永遠のむこうにある空 デッサン
前田ふむふむ
1
寒さが沸騰する河岸に、沿って、あなたの病棟は佇む。
粉々に砕けた硝子で、鏤めている実像が、
剃刀のような冷たい乳房のうえに置かれる、
吊るされた楽園。
顔のない太陽は、重さのない一日を、
地下で身篭りつづけて、無謬の白昼をこわす。
世界は終わりから始まり、
寂しい河岸は、呻き声をあげて、道をつくる。
2
池袋から、武蔵野の深い地理に、西武池袋線が流れる。
みずのような物腰で、
赤茶色のローム層を踏み分けて、
電車は清瀬駅に滑りこむ。
駅から、つよく歩幅を広げて、
みどりの色彩を濃厚にするあたり、
わたしは、顔のない太陽が、
過去・現在・未来の三つの空に輝いている、
白い壁の病院に、
慟哭のときを横たえる。
湧き上がる沈黙は、一房、二房、三房と手を捥ぎながら、
清瀬の森のかなしみを、運びつづける。
永遠のむこうにある空に落日の声を上げて。
3
木霊するものたちは、
「神の気まぐれな失敗作として、埋もれた、
塑像、絵画のはかない血液。
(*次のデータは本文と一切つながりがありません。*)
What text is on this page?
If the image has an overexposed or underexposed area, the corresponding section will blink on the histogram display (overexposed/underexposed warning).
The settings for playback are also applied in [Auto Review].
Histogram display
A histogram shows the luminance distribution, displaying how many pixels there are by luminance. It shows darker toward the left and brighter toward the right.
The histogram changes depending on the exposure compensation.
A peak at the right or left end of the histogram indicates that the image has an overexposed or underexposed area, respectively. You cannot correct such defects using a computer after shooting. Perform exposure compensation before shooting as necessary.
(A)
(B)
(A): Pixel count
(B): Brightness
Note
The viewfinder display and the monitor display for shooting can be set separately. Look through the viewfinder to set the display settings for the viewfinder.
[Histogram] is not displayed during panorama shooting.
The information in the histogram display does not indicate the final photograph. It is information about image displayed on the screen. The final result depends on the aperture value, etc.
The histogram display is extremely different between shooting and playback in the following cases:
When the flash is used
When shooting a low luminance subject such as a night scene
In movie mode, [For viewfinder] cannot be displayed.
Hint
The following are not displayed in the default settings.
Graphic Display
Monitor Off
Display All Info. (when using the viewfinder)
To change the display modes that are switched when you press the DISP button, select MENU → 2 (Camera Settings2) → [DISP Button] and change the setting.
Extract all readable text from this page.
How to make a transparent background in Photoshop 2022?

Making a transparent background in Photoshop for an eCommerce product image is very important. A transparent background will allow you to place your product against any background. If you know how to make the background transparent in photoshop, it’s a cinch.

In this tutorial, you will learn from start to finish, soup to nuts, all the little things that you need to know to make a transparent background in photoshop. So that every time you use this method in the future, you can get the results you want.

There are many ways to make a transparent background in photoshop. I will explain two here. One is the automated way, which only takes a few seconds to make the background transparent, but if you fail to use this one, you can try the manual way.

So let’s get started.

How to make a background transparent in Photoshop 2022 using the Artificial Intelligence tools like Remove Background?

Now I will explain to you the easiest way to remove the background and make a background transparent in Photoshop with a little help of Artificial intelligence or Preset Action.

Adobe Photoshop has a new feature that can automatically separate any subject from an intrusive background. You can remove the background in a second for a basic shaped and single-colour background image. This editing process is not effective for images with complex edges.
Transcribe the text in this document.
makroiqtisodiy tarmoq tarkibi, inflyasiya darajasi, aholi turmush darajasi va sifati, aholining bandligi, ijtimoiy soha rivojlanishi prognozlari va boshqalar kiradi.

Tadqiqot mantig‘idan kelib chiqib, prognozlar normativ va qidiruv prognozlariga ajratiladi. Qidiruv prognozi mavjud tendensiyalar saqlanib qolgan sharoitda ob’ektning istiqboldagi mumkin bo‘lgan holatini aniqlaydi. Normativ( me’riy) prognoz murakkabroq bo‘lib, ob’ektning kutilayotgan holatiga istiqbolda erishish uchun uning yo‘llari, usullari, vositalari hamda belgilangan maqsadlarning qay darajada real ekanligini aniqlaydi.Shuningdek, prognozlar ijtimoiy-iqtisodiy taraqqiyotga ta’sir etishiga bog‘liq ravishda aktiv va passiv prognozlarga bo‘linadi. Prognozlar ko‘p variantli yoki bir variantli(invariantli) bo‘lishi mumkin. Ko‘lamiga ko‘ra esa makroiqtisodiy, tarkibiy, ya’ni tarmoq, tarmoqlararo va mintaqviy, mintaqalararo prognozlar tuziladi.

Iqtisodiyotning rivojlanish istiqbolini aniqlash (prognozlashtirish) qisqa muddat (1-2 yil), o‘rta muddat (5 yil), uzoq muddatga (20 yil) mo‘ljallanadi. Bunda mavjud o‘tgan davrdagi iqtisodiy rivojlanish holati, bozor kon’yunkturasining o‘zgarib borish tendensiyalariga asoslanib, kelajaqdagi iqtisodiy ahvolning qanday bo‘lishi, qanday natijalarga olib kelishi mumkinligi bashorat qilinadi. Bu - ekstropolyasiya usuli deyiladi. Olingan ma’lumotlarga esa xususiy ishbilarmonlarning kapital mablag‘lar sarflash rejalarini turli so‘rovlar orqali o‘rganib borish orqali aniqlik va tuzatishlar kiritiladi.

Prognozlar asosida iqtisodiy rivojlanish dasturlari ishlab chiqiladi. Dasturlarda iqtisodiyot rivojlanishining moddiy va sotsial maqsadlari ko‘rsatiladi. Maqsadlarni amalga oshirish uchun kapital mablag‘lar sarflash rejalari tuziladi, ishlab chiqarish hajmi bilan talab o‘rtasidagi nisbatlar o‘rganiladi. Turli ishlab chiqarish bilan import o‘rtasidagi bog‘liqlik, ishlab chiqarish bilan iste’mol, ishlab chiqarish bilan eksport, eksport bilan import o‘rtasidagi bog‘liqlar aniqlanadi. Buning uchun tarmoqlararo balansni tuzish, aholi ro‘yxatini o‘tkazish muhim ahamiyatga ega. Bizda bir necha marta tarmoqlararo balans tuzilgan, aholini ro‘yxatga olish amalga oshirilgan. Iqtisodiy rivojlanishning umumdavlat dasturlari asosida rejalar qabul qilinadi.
」
心臓だけは気高く、波打っている。
4
雑木林の奥から、溢れる血液が降りてきて、
切り裂かれた傷口が、閉じられない、
冬のきつい寝床を塗した川面を、
わたしは、両肩の内側に抱いて歩く。
淡いひかりに微分された流れは、
遅れながら、ついてくる。
流れが、ようやく、わたしに追いつくときの間隙に、
打ちだされる、漠寂とした河口に広がる、みずの平野を、
濡れた風でわけて、
その香りをあげる草のなかで、
わたしは、声をあげて、眠ろう。
冬から飛び出した白い壁の眩しさが、眼に焼きつく、
洗濯物の匂いが染みつく病院は、
名前のない窓を開いて、虚無が旋回する雑木林に透過した、
何人ものあなたを導いて、
あなたは、白い病院が浮ぶ青い空より、
ふたたび戻ることはなかった。
空さえも見えない、わずかに灯る祈りのとき、
灰色の遺骨を迎えるものは、絶えて無く、
わずかに流れる近傍の川を、
あなたが眺めていた、まどろむ視線の残影が、
うろこ雲の、むこうに沈んでゆく。
忘れられた声を胸にまとめる、その寂しさに、
わたしの乾いた眼が、汗ばむ。
絶え間なく湧き上がる病院の煙突のけむりは、
空の四方に突き刺さり、痛みを受け取る、
夥しい雨のおちる場所は、こうしてできるのだろう。
季節だけが、翼をひろげて、病院の白い壁を
ひたしてゆく夕暮れに、
わたしは、川面を両肩の内側に抱いて歩く。
せめて、優しさを演技して、両肩のなかだけで、
号哭を見つめていたい。
凍える一吹きの風に鳥は、声を失うが、
あすには、華やいだ美貌にまみれた街の、豊満な肉体に
浸るのだ。
川面が、両肩を乗り越えてゆく錯覚を、
いくども、病院の白い壁が、試みているが、
わたしは、川面のみずの悲しみを、
今日だけは、小さな眼差しで包みこもう。
白い病院が、おもむろに夜の暗闇に沈み、
うすいひかりを携えて、
無垢な子供たちの廃墟の足跡が、透明な螺旋をなして、
空に駆けあがる。
轟音をあげる沈黙の垣間を、
川は、遅れながら、病院の凍える門に流れてゆく。
黒く染まった冬を、永遠に見つめて。
わたしは、川面を両肩の内側に抱いて歩く。
足が萎え、涙が枯れるまで。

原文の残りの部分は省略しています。